# Raleigh chopper



## ODDER (May 24, 2021)

Found a Raleigh chopper today. Looking for any info. I’m a stingray guy mainly. Doing a quick google search it appears to be an mk2?


----------



## ODDER (May 24, 2021)

Possibly ultra violet color. According to google. Correct me if I’m wrong.


----------



## kunzog (May 24, 2021)

is it for sale?


----------



## ODDER (May 24, 2021)

kunzog said:


> is it for sale?



I’m a stingray guy. So, sure. Send me a PM.


----------



## rfeagleye (May 24, 2021)

I think you're right on the color, Ultra Violet seems to be the color for that one. I think it might be a 1972? Arrow Wedge on the frame might mean something too?

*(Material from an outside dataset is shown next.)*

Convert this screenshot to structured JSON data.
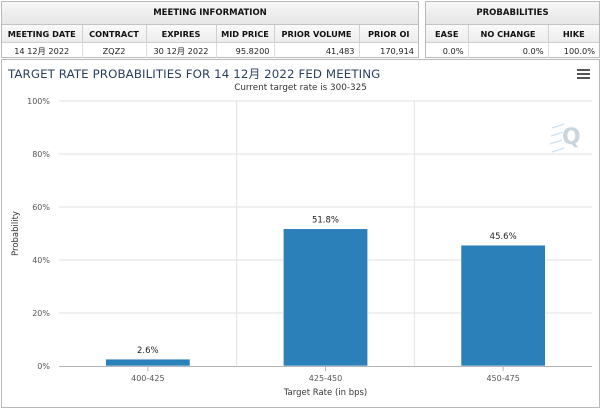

Looks like all the original parts, including the tires. Nice find there!


----------



## rfeagleye (May 24, 2021)

Also, the hubs are dated, just like Schwinn Sting-Ray and Fastback 3-Speed bike, so that could help with the date. Also sent you a PM.


----------



## ODDER (May 24, 2021)

rfeagleye said:


> Also, the hubs are dated, just like Schwinn Sting-Ray and Fastback 3-Speed bike, so that could help with the date. Also sent you a PM.



Thanks for the info. I’ll get right back to ya. Answering a few questions from other PMs too.


----------



## ddmrk (Jun 6, 2021)

Interested if you you are selling it.
Danny k.


----------



## ODDER (Jun 7, 2021)

ddmrk said:


> Interested if you you are selling it.
> Danny k.



Already gone.


----------